Erster explosiver Vulkanausbruch des Bezymianny in diesem Jahr

Bezymianny erwacht: Erste Warnungen vor einem neuen Vulkanausbruch auf Kamtschatka

Der Vulkan Bezymianny auf der russischen Halbinsel Kamtschatka zeigt seit gestern Abend eine erhöhte explosive Aktivität, die vermutlich mit verstärktem Domwachstum einhergeht. Nachdem die Aktivität in diesem Jahr bislang vergleichsweise gering geblieben war, registrierten die Institutionen KVERT und das VAAC Tokio am Abend des 13. Mai 2026 eine signifikante Zunahme vulkanischer Unruhe.
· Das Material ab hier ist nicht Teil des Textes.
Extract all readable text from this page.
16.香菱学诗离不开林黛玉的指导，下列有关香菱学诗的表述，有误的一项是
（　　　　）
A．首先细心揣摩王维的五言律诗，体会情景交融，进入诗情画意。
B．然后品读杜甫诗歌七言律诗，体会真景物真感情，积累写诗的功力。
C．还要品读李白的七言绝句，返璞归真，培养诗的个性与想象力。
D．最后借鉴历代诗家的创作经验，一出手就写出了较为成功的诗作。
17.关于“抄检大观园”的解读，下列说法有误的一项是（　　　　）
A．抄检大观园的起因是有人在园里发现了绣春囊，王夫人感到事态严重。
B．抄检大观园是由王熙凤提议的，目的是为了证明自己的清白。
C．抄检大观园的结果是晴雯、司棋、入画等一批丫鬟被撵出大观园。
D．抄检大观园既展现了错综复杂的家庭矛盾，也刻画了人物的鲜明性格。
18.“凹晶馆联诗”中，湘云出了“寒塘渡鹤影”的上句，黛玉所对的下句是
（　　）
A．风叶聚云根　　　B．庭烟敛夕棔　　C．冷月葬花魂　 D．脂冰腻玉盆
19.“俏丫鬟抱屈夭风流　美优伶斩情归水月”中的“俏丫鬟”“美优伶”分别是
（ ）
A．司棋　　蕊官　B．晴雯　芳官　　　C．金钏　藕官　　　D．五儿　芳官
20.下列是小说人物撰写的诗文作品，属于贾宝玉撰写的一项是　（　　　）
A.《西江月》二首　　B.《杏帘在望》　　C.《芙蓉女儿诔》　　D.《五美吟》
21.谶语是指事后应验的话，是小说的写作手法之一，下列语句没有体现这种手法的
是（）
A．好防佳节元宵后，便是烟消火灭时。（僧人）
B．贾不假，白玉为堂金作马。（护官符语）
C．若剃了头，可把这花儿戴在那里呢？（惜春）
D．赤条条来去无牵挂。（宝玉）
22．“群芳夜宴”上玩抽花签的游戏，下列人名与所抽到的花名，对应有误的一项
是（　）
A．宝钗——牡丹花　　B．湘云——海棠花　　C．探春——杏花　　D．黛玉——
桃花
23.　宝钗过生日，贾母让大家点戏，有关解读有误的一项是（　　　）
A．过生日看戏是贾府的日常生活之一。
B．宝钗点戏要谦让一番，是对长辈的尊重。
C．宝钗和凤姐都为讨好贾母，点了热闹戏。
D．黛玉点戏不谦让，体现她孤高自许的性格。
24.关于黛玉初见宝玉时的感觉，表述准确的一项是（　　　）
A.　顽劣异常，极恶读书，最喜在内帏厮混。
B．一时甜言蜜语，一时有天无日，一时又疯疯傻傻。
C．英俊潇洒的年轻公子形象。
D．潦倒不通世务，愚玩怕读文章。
Insgesamt wurden bislang drei VONA-Warnungen (Volcano Observatory Notice for Aviation) ausgegeben, was dafür spricht, dass es zu Explosionen und/oder dem Abgang pyroklastischer Ströme gekommen ist.

VONA

Die erste Warnung erfolgte am Abend des 13. Mai durch das Tokio Volcanic Ash Advisory Center. Satellitendaten des Wettersatelliten Himawari-9 zeigten gegen 20:00 UTC eine Aschewolke, die sich bis auf Flughöhe 150 erhob und in einer Höhe von 4500 m mit einer Geschwindigkeit von 46 km/h in südwestliche Richtung driftete. Die Wolke erstreckte sich über ein Gebiet südwestlich des Gipfels und markierte den Beginn einer neuen eruptiven Episode. Turnusgemäß erfolgten um Mitternacht und 6 Uhr morgens 2 weitere VONA-Meldungen, die anhaltende Ascheemissionen bestätigten.

Das Kamchatkan Volcanic Eruption Response Team (KVERT) erhöhte den Alarmstatus für den Luftverkehr des Bezymianny von „Gelb“ auf „Orange“ und bestätigte die Aktivitätssteigerung. Die Vulkanologen beobachteten eine gas- und dampfreiche Eruptionswolke mit Ascheanteilen, die sich gut 80 Kilometer weit in westsüdwestlicher Richtung vom Vulkan wegbewegte. Es wurde vor starken Explosionen gewarnt, die Aschewolken bis auf 15 Kilometer Höhe ausstoßen könnten.

Auf den Flanken des 2.882 Meter hohen Stratovulkans, in dessen Gipfeldepression ein Lavadom wächst, wurden Abgänge teils glühender Schuttlawinen beobachtet, die ein typisches Zeichen für Instabilitäten im Lavadom darstellen. Gleichzeitig nahm die Intensität der thermischen Anomalie merklich zu.

Das MODIS-System registrierte seit gestern eine steigende Wärmeanomalie, die nachmittags hohe Werte annahm, als sie eine Leistung von 113 MW erreichte. Nach diesem Spitzenwert sank die Strahlung auf moderate Wärme im zweistelligen Leistungsbereich. Solche thermischen Signaturen treten häufig auf, wenn frisches Material nahe der Oberfläche aufsteigt oder heiße Schuttlawinen die Vulkanflanken hinabgleiten und es frische Bruchstellen am Lavadom gibt.

Aus der beschriebenen Situation heraus entwickeln sich am Bezyminanny innerhalb kurzer Zeit oft stärkere Eruptionen mit partiellem Domkollaps und Abgängen größerer pyroklastischer Ströme. Dann ist ein Aufenthalt in Vulkannähe lebensgefährlich. Für den internationalen Flugverkehr über dem Nordpazifik bleibt die Situation angespannt und muss engmaschig beobachtet werden.